Code-switched language is commonly found in interactions between bilingual individuals, yet has not been optimized in NMT. A recent machine translation paper concluded that it would be interesting to identify implicitly the language system of foreign word segments and carry out the translation with an appropriate translation system. Therefore, the goal of this project is to create a model best suited for code-switching translation tasks based on this intuition. Specifically, given an input of bilingual, or code-switched text, we want to create a model that outputs a translation of the text in one desired language. We experiment with two approaches for this task. First, a LID-Translation Model Pipeline approach, a two model pipeline that 1) uses a language identification model to figure out what words need to be translated in a bilingual text and 2) translates these identified words via a standard language translation model.

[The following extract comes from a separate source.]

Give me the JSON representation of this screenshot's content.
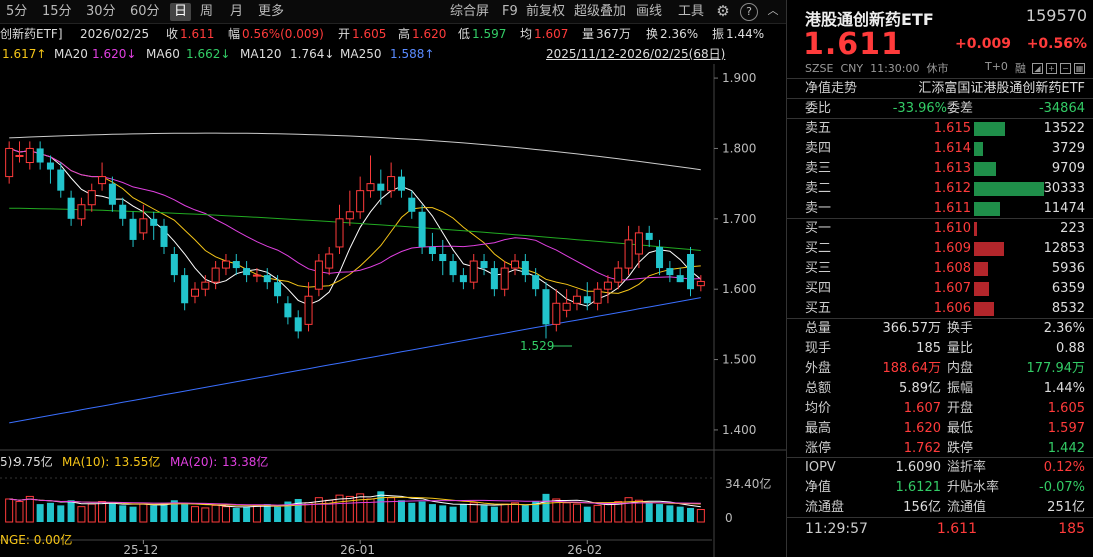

This approach includes a language translation model we have fine-tuned and was motivated by the fact that our code-switched dataset did not have ground truth translations. Second, during the course of our project, a new code-switched dataset was released, and thus we also trained a Direct-Translation Bilingual Model that we created with the newly released bilingual data. This bilingual model was also tested with and without the LID-Translation Pipeline. Our results show two main findings. First, the LID-Translation Model Pipeline performs better than a direct translation pipeline. Second, the Direct-Translation Bilingual Model performs better than regular translation models. These results suggest that there is significant potential for machine translation optimized for code-switched data, particularly with the recent rise of bilingual corpus availability.